Une aventure remarquable, si proche de la réalité, à lire absolument.
Une phrase
Tékochine, à un journaliste occidental : […] "Mais vous vous croyez où, Monsieur le journaliste ? Dans votre pays tranquille où on est libre de tout choisir ? Choisir ce que l'on mange, comme le métier que l'on fait ? Est-ce que vous avez seulement une idée de notre espérance de vie, à moi ou à ma camarade Asya ? Nous, on dit : si on pouvait avoir quatre ou cinq ans, ce serait bien… Chez les Yapajas du Rojava, personne ne meurt du cancer." (p.125)
L'auteur
La vie de Patrice Franceschi à elle seule est un roman ! Le décrire comme un aventurier moderne est peut-être le premier fil de la carrière de cet homme engagé, officier de réserve, marin et aviateur, et dans notre cas, explorateur et romancier. Il a parcouru océans et continents pour des causes humanitaires et écologistes, participé à la résistance afghane contre l'occupation soviétique, et reste un soutien actif de la cause indépendantiste Kurde.
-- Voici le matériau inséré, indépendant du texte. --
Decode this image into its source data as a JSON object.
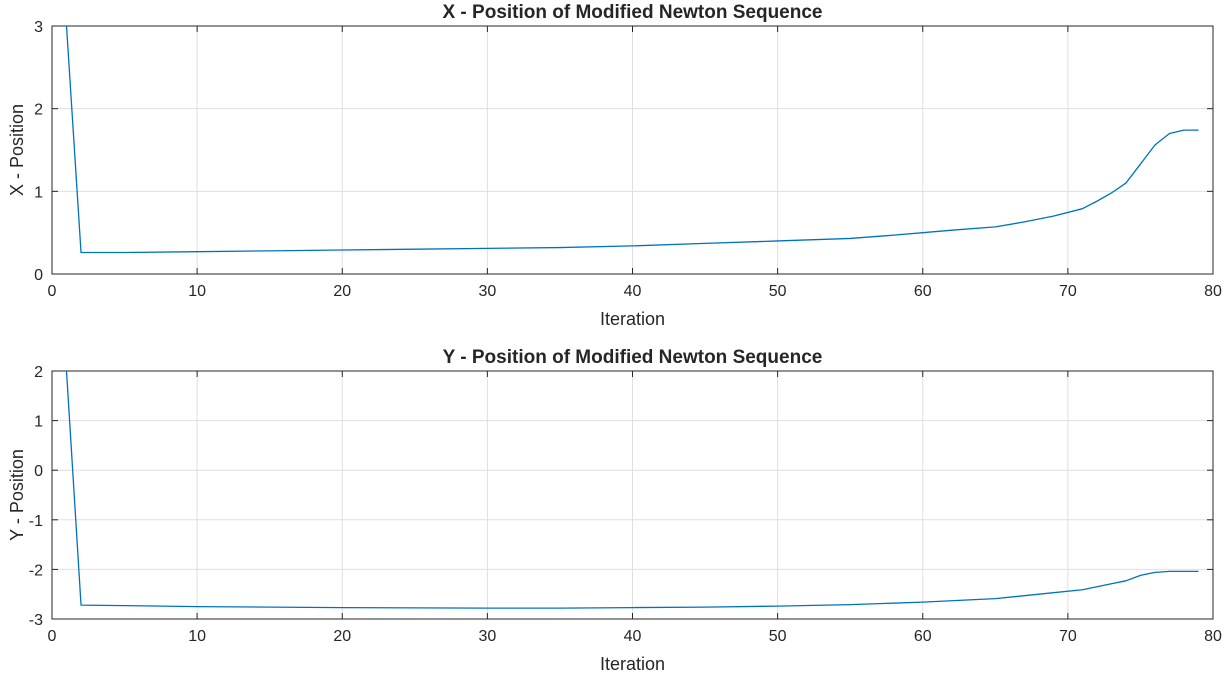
{
  "chart_data": [
    {
      "type": "line",
      "title": "X - Position of Modified Newton Sequence",
      "xlabel": "Iteration",
      "ylabel": "X - Position",
      "xlim": [
        0,
        80
      ],
      "ylim": [
        0,
        3
      ],
      "xticks": [
        "0",
        "10",
        "20",
        "30",
        "40",
        "50",
        "60",
        "70",
        "80"
      ],
      "yticks": [
        "0",
        "1",
        "2",
        "3"
      ],
      "grid": true,
      "line_color": "#0072BD",
      "x": [
        1,
        2,
        5,
        10,
        15,
        20,
        25,
        30,
        35,
        40,
        45,
        50,
        55,
        58,
        60,
        62,
        65,
        67,
        69,
        71,
        72,
        73,
        74,
        75,
        76,
        77,
        78,
        79
      ],
      "y": [
        3.0,
        0.26,
        0.26,
        0.27,
        0.28,
        0.29,
        0.3,
        0.31,
        0.32,
        0.34,
        0.37,
        0.4,
        0.43,
        0.47,
        0.5,
        0.53,
        0.57,
        0.63,
        0.7,
        0.79,
        0.88,
        0.98,
        1.1,
        1.33,
        1.56,
        1.7,
        1.74,
        1.74
      ]
    },
    {
      "type": "line",
      "title": "Y - Position of Modified Newton Sequence",
      "xlabel": "Iteration",
      "ylabel": "Y - Position",
      "xlim": [
        0,
        80
      ],
      "ylim": [
        -3,
        2
      ],
      "xticks": [
        "0",
        "10",
        "20",
        "30",
        "40",
        "50",
        "60",
        "70",
        "80"
      ],
      "yticks": [
        "-3",
        "-2",
        "-1",
        "0",
        "1",
        "2"
      ],
      "grid": true,
      "line_color": "#0072BD",
      "x": [
        1,
        2,
        5,
        10,
        20,
        30,
        35,
        40,
        45,
        50,
        55,
        60,
        65,
        68,
        71,
        72,
        73,
        74,
        75,
        76,
        77,
        78,
        79
      ],
      "y": [
        2.0,
        -2.72,
        -2.73,
        -2.75,
        -2.77,
        -2.78,
        -2.78,
        -2.77,
        -2.76,
        -2.74,
        -2.71,
        -2.66,
        -2.59,
        -2.5,
        -2.41,
        -2.35,
        -2.29,
        -2.23,
        -2.12,
        -2.06,
        -2.04,
        -2.04,
        -2.04
      ]
    }
  ]
}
Il a mené depuis 40 ans une vingtaine d'expéditions d'exploration à la rencontre de peuples "premiers". Dirigeant de grandes ONG, il a également organisé de nombreuses missions humanitaires en zone de guerre. Avec France Télévision, il a réalisé de très nombreux reportages. Il est aussi "l'auteur" du premier tour du monde en ULM, a publié plus de 30 livres et essais, dont le prix Goncourt de la nouvelle, pour Première personne du singulier, en 2015. Il est enfin multi médaillé (Légion d'honneur, services militaires volontaires, Académie de Marine, Académie française, Académie des Sports, de la Société de Géographie…). Bref, un profil tout à fait hors norme !
Commentaires
Dans le confort de nos petites vies, être au côté de ces deux combattantes nous secoue. On entrevoit à travers elles, la force de leurs convictions, comme ont pu les connaître les résistants de 39-45, qui les conduit à la mort. C'est un message fort qu'elles nous délivrent, "Mourir pour la Liberté, plutôt que d'être esclaves". C'est beau et triste en même temps.